PCA contends, and the evidence supports this contention, that Danny Bourland actively sought buyers for the hens, referred them to Mr. H. G. Lloyd and finally in late October of 1968, a contract of sale was entered into between McGehee Hatchery and Whiteoak.

Leon Lloyd, who was no longer with the business at the time of the sale of the hens, testified on direct examination, in his first appearance as a witness, that he did not know anything about the sale of the hens and had nothing to do with it. At a later date on cross-examination he testified he was against selling the hens to White-oak and told his Dad. This was the day he showed the hens to Mr. Treat, of Whiteoak, while his father was talking to Mr. Foster, of Whiteoak.

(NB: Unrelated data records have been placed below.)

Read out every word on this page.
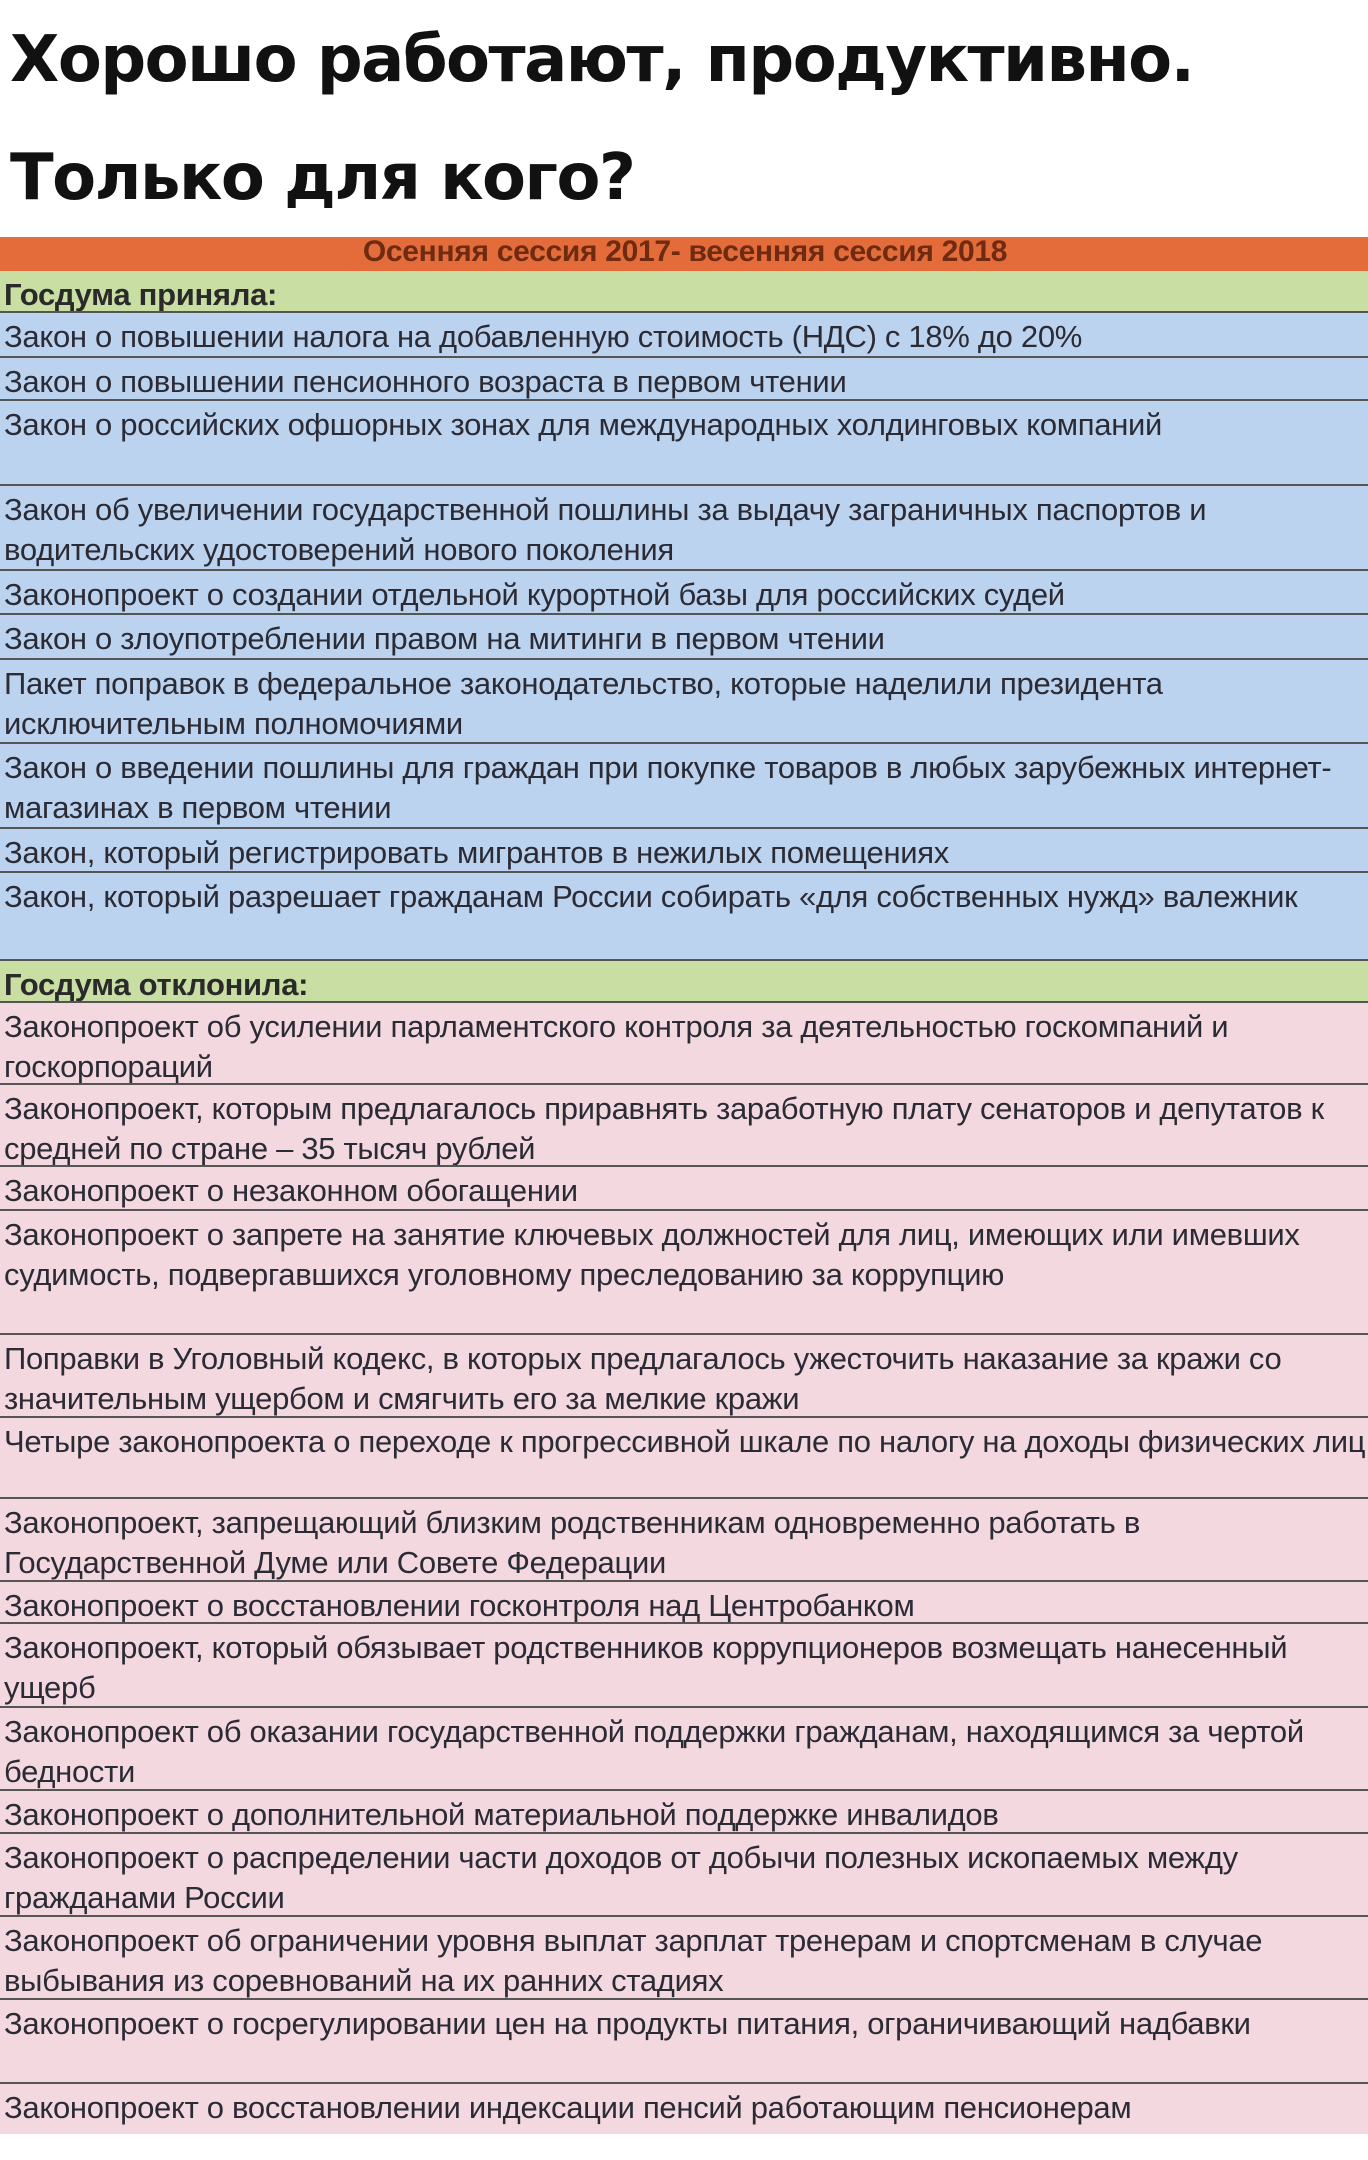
Хорошо работают, продуктивно.
Только для кого?
Осенняя сессия 2017- весенняя сессия 2018
Госдума приняла:
Закон о повышении налога на добавленную стоимость (НДС) с 18% до 20%
Закон о повышении пенсионного возраста в первом чтении
Закон о российских офшорных зонах для международных холдинговых компаний
Закон об увеличении государственной пошлины за выдачу заграничных паспортов и водительских удостоверений нового поколения
Законопроект о создании отдельной курортной базы для российских судей
Закон о злоупотреблении правом на митинги в первом чтении
Пакет поправок в федеральное законодательство, которые наделили президента исключительным полномочиями
Закон о введении пошлины для граждан при покупке товаров в любых зарубежных интернет-магазинах в первом чтении
Закон, который регистрировать мигрантов в нежилых помещениях
Закон, который разрешает гражданам России собирать «для собственных нужд» валежник
Госдума отклонила:
Законопроект об усилении парламентского контроля за деятельностью госкомпаний и госкорпораций
Законопроект, которым предлагалось приравнять заработную плату сенаторов и депутатов к средней по стране – 35 тысяч рублей
Законопроект о незаконном обогащении
Законопроект о запрете на занятие ключевых должностей для лиц, имеющих или имевших судимость, подвергавшихся уголовному преследованию за коррупцию
Поправки в Уголовный кодекс, в которых предлагалось ужесточить наказание за кражи со значительным ущербом и смягчить его за мелкие кражи
Четыре законопроекта о переходе к прогрессивной шкале по налогу на доходы физических лиц
Законопроект, запрещающий близким родственникам одновременно работать в Государственной Думе или Совете Федерации
Законопроект о восстановлении госконтроля над Центробанком
Законопроект, который обязывает родственников коррупционеров возмещать нанесенный ущерб
Законопроект об оказании государственной поддержки гражданам, находящимся за чертой бедности
Законопроект о дополнительной материальной поддержке инвалидов
Законопроект о распределении части доходов от добычи полезных ископаемых между гражданами России
Законопроект об ограничении уровня выплат зарплат тренерам и спортсменам в случае выбывания из соревнований на их ранних стадиях
Законопроект о госрегулировании цен на продукты питания, ограничивающий надбавки
Законопроект о восстановлении индексации пенсий работающим пенсионерам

There is no question Bourland actively sought buyers for the hens. Sherland, a banker who appeared as witness for appellee, testified he would have done this had the loan been with his bank. All of the buyers Mr. Bourland referred to McGehee testified Mr. Bourland advised them they would have to make the purchase from Mr. Lloyd. The sale was made to Whiteoak by Mr. H. G. Lloyd, who was the real owner of McGehee. There is no question Mr. Bourland actively participated in the sale by acting as a go-between. All of the prospective buyers, including the purchaser, testified to this fact. Mr. Bourland was not present when the details of the final negotiations were worked out. The evidence does reflect that Oscar Lee Lloyd was employed by the purchaser as manager of the operation of Whiteoak at the McGehee Hatchery location. The purchaser left the hens at the McGehee Hatchery at the request of Mr. H. G. Lloyd, in order to make a sale of the business and realty easier, which could have more value as a going business. He continued the employment of the employees as requested by Lloyd. Mrs. Lloyd even testified she heard her husband tell Bourland to sell the hens. Mr. H. G. Lloyd was the only witness to testify that he did not sell to Whiteoak. There were many discrepancies in his testimony such as: he testified Mr. Lowe worked for him. Mr. Lowe testified they could have worked out something for him to work for Mc-Gehee had Mr. Lloyd not sold to Whiteoak. He denied calling Bourland and telling Bourland he was not going to feed the hens another day on direct examination, but on cross-examination admitted he might have said he was not going to feed the hens another day, but did not mean it that way, only was trying to get some more money. Mr. Lloyd testified he did not agree to the sale of the hens. Mr. Thorp, Mr. Bourland, Mr. Treat, Mr. Foster, and Mrs. Lloyd all testified that Mr. H. G. Lloyd sold the hens and agreed to the sale. The existing circumstances surrounding the entire transaction are such that the preponderance of the evidence on who sold the hens falls on the finding of fact that H. G. Lloyd made the sale.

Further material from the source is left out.